Um circuito oval, essencialmente, levará a uma eventual saída de pista de um carro em ângulo provavelmente menor que 30 graus. Nessas condições, é mais seguro que haja uma barreira de proteção próxima ao asfalto do que uma área de escape, pois o próprio atrito com o muro desaceleraria o carro de forma eficiente e pouco brusca.
Porém, se o muro está colado à pista, não há como retirar o piloto e os detritos da pista em segurança sem interromper a prova. E então recaímos no safety car...
Poderia falar dos marbles, mas não parece necessário.

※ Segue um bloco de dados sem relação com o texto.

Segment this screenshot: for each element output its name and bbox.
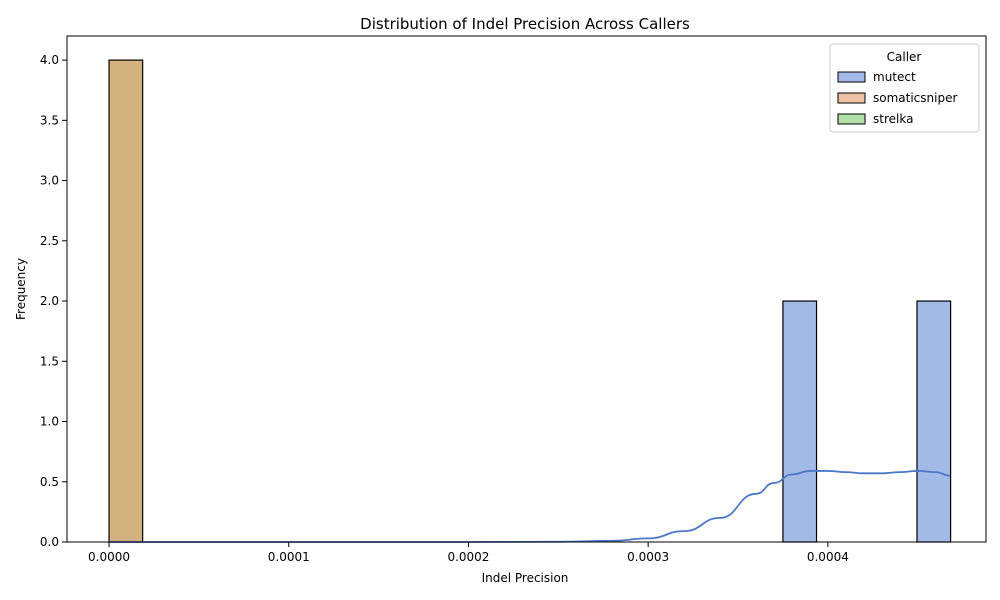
legend-label-strelka: strelka <box>873 112 913 126</box>
legend-swatch-strelka <box>837 113 866 125</box>
legend-box <box>829 43 980 133</box>
legend-swatch-mutect <box>837 71 866 83</box>
kde-curve-mutect <box>109 470 951 543</box>
bars-layer <box>108 59 952 543</box>
histogram-bar-mutect-1 <box>916 300 952 543</box>
legend-label-mutect: mutect <box>873 70 916 84</box>
y-tick-label: 2.0 <box>40 294 59 308</box>
x-tick-label: 0.0003 <box>627 550 669 564</box>
kde-layer <box>109 470 951 543</box>
x-axis-label: Indel Precision <box>482 571 569 585</box>
chart-title: Distribution of Indel Precision Across C… <box>360 15 690 33</box>
legend-swatch-somaticsniper <box>837 92 866 104</box>
plot-frame <box>66 35 987 543</box>
legend-label-somaticsniper: somaticsniper <box>873 91 957 105</box>
x-tick-label: 0.0000 <box>88 550 130 564</box>
legend: Caller mutect somaticsniper strelka <box>829 43 980 133</box>
y-tick-label: 3.0 <box>40 174 59 188</box>
y-axis-label: Frequency <box>14 258 28 320</box>
y-tick-label: 3.5 <box>40 113 59 127</box>
y-tick-label: 1.0 <box>40 415 59 429</box>
histogram-bar-mutect-0 <box>782 300 818 543</box>
y-tick-label: 4.0 <box>40 53 59 67</box>
y-axis-ticks: 0.0 0.5 1.0 1.5 2.0 2.5 3.0 3.5 4.0 <box>40 53 67 549</box>
histogram-bar-somaticsniper-0 <box>108 59 144 543</box>
x-tick-label: 0.0004 <box>807 550 849 564</box>
y-tick-label: 2.5 <box>40 234 59 248</box>
x-tick-label: 0.0002 <box>447 550 489 564</box>
y-tick-label: 1.5 <box>40 354 59 368</box>
y-tick-label: 0.5 <box>40 475 59 489</box>
legend-entries: mutect somaticsniper strelka <box>837 70 957 126</box>
x-axis-ticks: 0.0000 0.0001 0.0002 0.0003 0.0004 <box>88 542 849 564</box>
legend-title: Caller <box>887 50 922 64</box>
x-tick-label: 0.0001 <box>268 550 310 564</box>
y-tick-label: 0.0 <box>40 535 59 549</box>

O público norte-americano, no entanto, não parece questionar tanto a legitimidade do que esta assistindo, talvez até prefira o espetáculo ao esporte. A própria decadência da Cart começou quando tentou se projetar um pouco para fora deste sistema, o público migrando primeiro para a IRL e, depois, para a Nascar, um circo, um carrinho bate-bate, como bem definiu Ribeiro.
Mayflower II – a vingança
A Fórmula 1 desdenhava, ou fingia desdenhar do suntuoso e lucrativo espetáculo estadunidense até a década de 1990. Algumas pressões (o GP da Austrália de 1991, creio eu) fizeram-na incorporar o Safety Car em suas regras, e, após o Maio de 94 e suas decorrências, o uso ostensivo deste dispositivo virou prática.
Tenho duas hipóteses que convivem juntas sobre a aceitação destes ‘americanismos’ pela Fórmula 1. Primeiro, porque ela entrou numa crise de credibilidade (quebrou o pacto com o espectador devido aos acidentes e mortes em 1994) e, para remendar a situação, teve que abrir mão da emoção. Nunca suas corridas precisaram tanto de um clímax hollywoodiano.
Além disso, a Mercedes paga caro, muito caro por esse tipo de inserção publicitária.
Mas algo escapa nesta breve análise. Escapa o fato de o automobilismo norte-americano ainda ser um esporte. A Cart manteve por muitos anos, e a IRL ainda tenta manter de modo controlado, uma filosofia da qual a Fórmula 1 abriu mão há tempos: de que o automobilismo precisa de carros e pilotos, nada mais. Corre-se onde for necessário.
Uma pista rápida entre árvores no Wiscosin? Há Elkhart Lake. Curvas de ângulos incomuns? Há Laguna Seca. Pista de rua? Há Vancouver, Long Beach, Detroit...
A Fórmula 1 abandonou esta postura, de que se pode correr em qualquer lugar e que muitas vezes essa é a graça do esporte, há muito, desde o infeliz GP de Dallas de 1984. Por mais que faça uso da bandeira amarela etc, os norte-americanos tentam manter este espírito vivo. Enquanto a Fórmula 1 amarga corridas mais-ou-menos em Melbourne, a Indy/Cart estava até há muito pouco em Surfers Paradise.
A Fórmula 1 constrói uma suntuosa Xangai, plana, higiênica, asséptica, para os carros contornarem curvas insípidas frente aos olhos atentos de arquibancadas vazias. Os ianques colocam os carros na rua, no aeroporto, num oval, em curvas de alta, em ladeiras. Arrogante, a Fórmula 1 mais uma vez desdenha. Vamos ver até quando.